Secondo i gestori della discoteca dove la donna avrebbe trascorso la nottata prima della violenza: ''La donna e' arrivata al locale che era gia' in stato confusionale. Ad un certo punto ha iniziato ad inveire contro gli altri clienti colpendo qualcuno con calci e pugni.

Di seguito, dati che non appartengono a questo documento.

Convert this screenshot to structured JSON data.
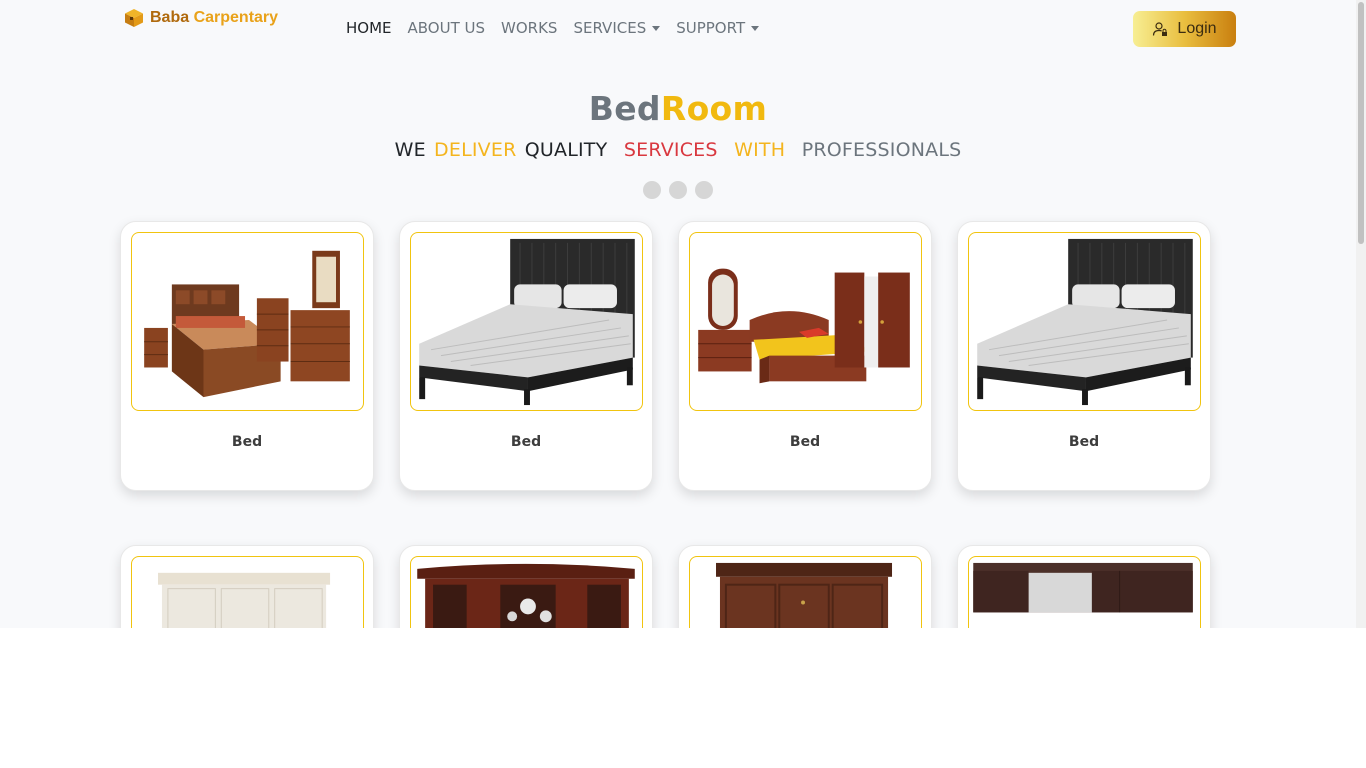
{
  "brand": {
    "name_part1": "Baba",
    "name_part2": "Carpentary"
  },
  "nav": {
    "home": "HOME",
    "about": "ABOUT US",
    "works": "WORKS",
    "services": "SERVICES",
    "support": "SUPPORT"
  },
  "login": {
    "label": "Login",
    "icon": "user-lock-icon"
  },
  "hero": {
    "title_part1": "Bed",
    "title_part2": "Room",
    "subtitle": {
      "w1": "WE",
      "w2": "DELIVER",
      "w3": "QUALITY",
      "w4": "SERVICES",
      "w5": "WITH",
      "w6": "PROFESSIONALS"
    },
    "carousel_dots": 3
  },
  "products_row1": [
    {
      "title": "Bed",
      "image": "wooden-bedroom-set"
    },
    {
      "title": "Bed",
      "image": "black-bed"
    },
    {
      "title": "Bed",
      "image": "bedroom-set-yellow-mattress"
    },
    {
      "title": "Bed",
      "image": "black-bed"
    }
  ],
  "products_row2": [
    {
      "image": "white-wardrobe"
    },
    {
      "image": "glass-cabinet"
    },
    {
      "image": "brown-wardrobe"
    },
    {
      "image": "dark-sliding-wardrobe"
    }
  ],
  "colors": {
    "accent_yellow": "#f1b90f",
    "accent_red": "#d9383f",
    "brand_brown": "#b06a0e",
    "card_border": "#f1c40f"
  }
}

Quando poi si e' spogliata completamente, l'abbiamo accompagnata fuori"
Catanzaro, 28 agosto 2008 - La donna israeliana di 38 anni che ieri ha denunciato alla polizia di Catanzaro di essere stata violentata all'uscita dalla discoteca da due giovani, a cui aveva chiesto un passaggio, aveva presentato una analoga denuncia, già un mese fa ai carabinieri della compagnia di Soverato. A darne notizie è stata la stessa questura di Catanzaro, che sta indagando sulla denuncia presentata dalla giovane israeliana.
In quell'occasione, secondo quanto si e' appreso, la donna, in stato confusionale, aveva riferito che due uomini, sui quali non seppe fornire indicazioni, l'avevano avvicinata all'uscita di un locale notturno e l'avevano aggredita.
Portata in ospedale, i medici non riscontrarono segni di violenza. La donna quindi se ne andò senza formalizzare la denuncia. Ai carabinieri la donna disse di essere israeliana, di vivere a Londra e di essere in vacanza a Siderno, un centro del reggino.
Per questo episodio, secondo quanto si e' appreso, gli investigatori stanno cercando di accertare se la donna sia stata costretta ad un rapporto orale.
Intanto, saranno analizzati dai tecnici della scientifica catanzarese, alla ricerca di eventuali tracce di sostanze organiche gli abiti indossati dalla turista israeliana. Gli investigatori, per chiarire i contorni di una vicenda ancora confusa, sperano di avere elementi anche dagli accertamenti affidato al medico legale Giulio Di Mizio.
Allo stato, infatti, dai primi riscontri effettuati in ospedale, non sarebbero emersi elementi tali da chiarire se vi sia stata una violenza completa. Le indagini sono orientate anche alla ricerca di coloro che martedi' erano in discoteca, per stabilire se la donna sia stata avvicinata da qualcuno gia' nel locale.
Intanto, la polizia ha sentito nella giornata odierna anche i gestori della discoteca dove la donna avrebbe trascorso la nottata prima della violenza, Domenico Albano, uno dei titolari della discoteca, uscendo dai locali della questura ha detto: ''La donna e' arrivata al locale che era gia' in stato confusionale. Ad un certo punto ha iniziato ad inveire contro gli altri clienti colpendo qualcuno con calci e pugni. Quando poi si e' spogliata completamente, io ed il mio socio, Salvatore Saulle, ci siamo avvicinati per cercare di coprirla e l'abbiamo accompagnata fuori dal locale".